It’s Almost Impossible to Convince People They’re Wrong
The Havell's coffee maker add and mHealth successes are just two examples of how it's so much easier to introduce a new product, service or information if it ties in with the target audience's aspirations.
The human tendency towards willful ignorance is not a new discovery. This has often been observed (in more friendly terms) in public health practice – whereby people cling to incorrect information and unhelpful practices about vaccination, climate change or the economic benefit of large families. How do you work against this to deliver new information, new practices or new products that could save lives?
In a recent New Yorker article (worth reading the full-version here), Maria Konnikova has an interesting piece on the science of correcting people’s erroneous beliefs. A study from 2013 gave people incorrect information, and then provided correct information right away. It found the only people willing to change their beliefs were ideologically predisposed to do so. If people had a contrary belief, they distrusted the new source.

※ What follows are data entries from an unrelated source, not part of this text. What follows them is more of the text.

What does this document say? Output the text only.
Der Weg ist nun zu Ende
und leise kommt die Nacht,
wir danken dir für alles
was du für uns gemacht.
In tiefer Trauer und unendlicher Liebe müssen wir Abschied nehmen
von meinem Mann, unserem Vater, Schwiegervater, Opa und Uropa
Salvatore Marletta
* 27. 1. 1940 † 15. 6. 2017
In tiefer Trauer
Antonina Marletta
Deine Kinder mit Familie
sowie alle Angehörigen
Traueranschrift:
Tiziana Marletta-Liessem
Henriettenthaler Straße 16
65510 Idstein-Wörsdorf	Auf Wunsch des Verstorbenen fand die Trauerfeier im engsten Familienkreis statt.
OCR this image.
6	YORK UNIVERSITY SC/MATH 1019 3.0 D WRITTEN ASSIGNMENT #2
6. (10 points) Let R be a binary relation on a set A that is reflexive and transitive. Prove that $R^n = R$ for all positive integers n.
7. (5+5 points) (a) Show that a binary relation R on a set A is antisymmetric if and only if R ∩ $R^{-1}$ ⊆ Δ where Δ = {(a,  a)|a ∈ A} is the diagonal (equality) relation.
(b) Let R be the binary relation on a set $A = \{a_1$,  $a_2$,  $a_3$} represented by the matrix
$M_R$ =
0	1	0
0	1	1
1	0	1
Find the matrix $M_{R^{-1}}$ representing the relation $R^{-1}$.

“If information doesn't square with someone's prior beliefs, he discards the beliefs if they're weak and discards the information if the beliefs are strong.”
The research found that false beliefs are closely tied to people’s self-identity and aspirations: what kind of person I am and what kind of person do I want to be?
“It's only after ideology is put to the side that a message itself can change, so that it becomes decoupled from notions of self-perception.”
This doesn’t lead us to a dead-end. People are more open minded to changing their beliefs if it is preceded by “self-affirmation”. Somehow a general reflection on happy and positive memories makes people more open to accurate information.
Maria Konnikova points that these findings are hard to put into practice, it’s difficult to get people to reflect on happy moments in their lives and then provide information on vaccines (for example).
However, I don’t think it’s that hard – certainly the advertising industry are very good at it. For example, recent adds for kitchen appliances from Havell’s tie in very nicely to women’s aspirational self-perceptions (I don't understand Hindi well, but it's still great to watch!)